I’m very proud to announce that my debut novel is available now on Amazon and CreateSpace, and it’s on sale right now for $2.99 until May 31! Read the synopsis here and the prologue here. I hope you enjoy it, and once you finish it please leave a review.
You can now read the prologue for The Lost Door here. Enjoy!
I had originally intended to have The Lost Door available at the end of this month, but it’s been pushed back a few weeks while I make some last minute tweaks. One of my beta readers went old school and mailed me a marked up manuscript, and since he lives overseas it’s taken a little longer to get to me. I should have the manuscript this week and corrections made by the weekend, so my new target date is May 12.
This morning I was delivered the completed cover art for The Lost Door, and I couldn’t be happier. It’s always fun to see the ideas transform from a sketch to the final product. I want to thank Diago Lando for doing such a fantastic job. You can see his portfolio on his website here.
I am now waiting on the printer to send me a proof to finalize. If everything looks as good as I hope it will I’m on track for releasing the book at the end of April.
In other news I have completed the first chapter of my next novel Echoes. It is the first in what is a planned trilogy. All three books are outlined and I have a clear path to follow, so hopefully this book will take less time to write than The Lost Door. I look forward to posting more information on this new book at a later date.
It has been a long and arduous journey writing my first novel, but the end is in sight. The final set of beta readers have been sending me their notes and corrections are underway. I am also in the preliminary stages of working with a designer for the cover art. I expect the book to be available on Amazon, Barnes & Noble, Smashwords, iBooks, and others by the end of April.
For those that like numbers, the books word count is approximated 85,000 which is roughly 290 pages for a paperback.
It’s been a long year and a half of writing and re-writing my first novel. Longer still if you count when I initially conceived the story and the various attempts at writing it. The Lost Door went from being a screenplay to a television mini-series to 5-part novella series to a novel.
The original concept was big. It involved four major characters whose lives ultimately intersect, but why they intersect is because of an event that happened over fifty years earlier. The story never gelled properly for a 120-page screenplay, so that’s when I thought about doing it as a mini-series. The first four parts would focus on one of the characters while the fifth would bring it all together.
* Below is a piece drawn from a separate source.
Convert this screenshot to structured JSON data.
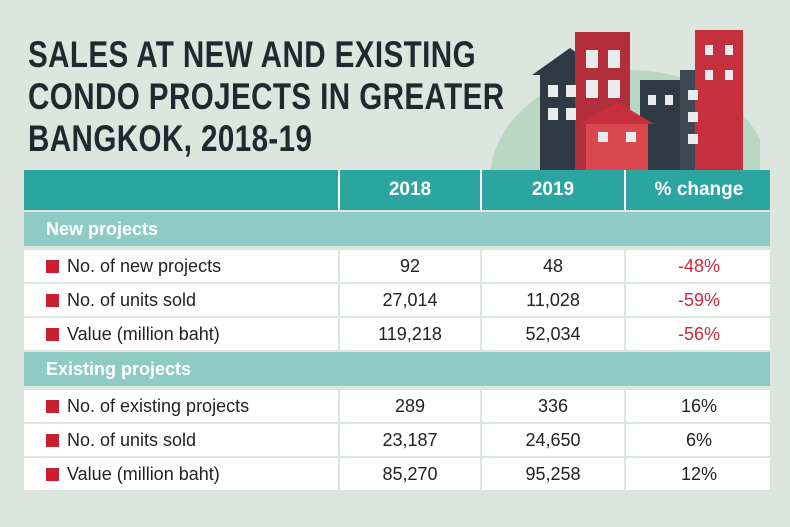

It was around that time I spoke with a friend who works in LA and bounced the idea of him to get ideas on how to proceed. His recommendation? Write it as a book. “If you happen to sell your screenplay,” he said, “expect next to no pay unless it gets made. More than likely it will end up in a drawer, and you’ll never see it again. Are you okay with that? If not then write it as a book.”
I didn’t want to spend a year working on something only to have it end up in a drawer, so I set out to write it as a series of novellas instead. After finishing the first one I gave it to two friends for comments. Their feedback solidified my fears that the story meandered, and I knew then that the subplots of each story would have to go. Not only did they not add to the main plot, but they also padded an already complex story.
That was a blessing though. If I could cut out subplots then what was becoming an exceptionally long book would be wrangled to something more manageable. I could also make it a standalone novel as opposed to a series of novellas.
The first draft was still long at 120k words. (For those unfamiliar most books average 80k-90k.) Two revisions later I got it down to 92k, still a little long but not so bad it would will bog the story down.
This third draft is now in the hands of a trusted few to give me feedback and notes. So while I wait what’s next? I have a sci-fi novel outlined that I plan to work on next. That, too, started as a screenplay. I love its concept and the characters and can’t wait to start exploring that world.
This long journey is nearing an end and I couldn’t be happier. Having these characters and stories in my head for so long (8 years and counting) it will be nice to finally put them to rest.
RPM Films was a production company I co-founded in 2001 with two college buddies. Over the years the I ended up the sole owner when one left Chicago for LA and the other fell out of film making. I continued on several more years producing a feature film, several shorts, a web series as well as some industrial and corporate videos. I got married and had two kids and, over time, I had less and less time or money to devote to film. After a dry spell I ended up taking a job for the CTA in March 2013 shooting and editing their internal and customer videos. When that happened I decided it was time to close RPM Films.
Closing the company I’ve been a part of for twelve years was a hard decision. I co-created it and helped it evolve into a successful company, so deciding to close its doors was not a simple decision. It was the right one though. That chapter of my life had come to a close.
But I needed a way to continue my creative endeavors in some fashion. That’s when I decided to set up a new site to share my past and future works, as well a place for me to talk about my interests. That’s where this blog comes into play. The site is broken down into my fiction projects, my film projects, and a blog for everything else. And, should someone want help designing a site, producing or editing a video, or building a computer there’s a place for that too.
So welcome! I look forward to getting to know you.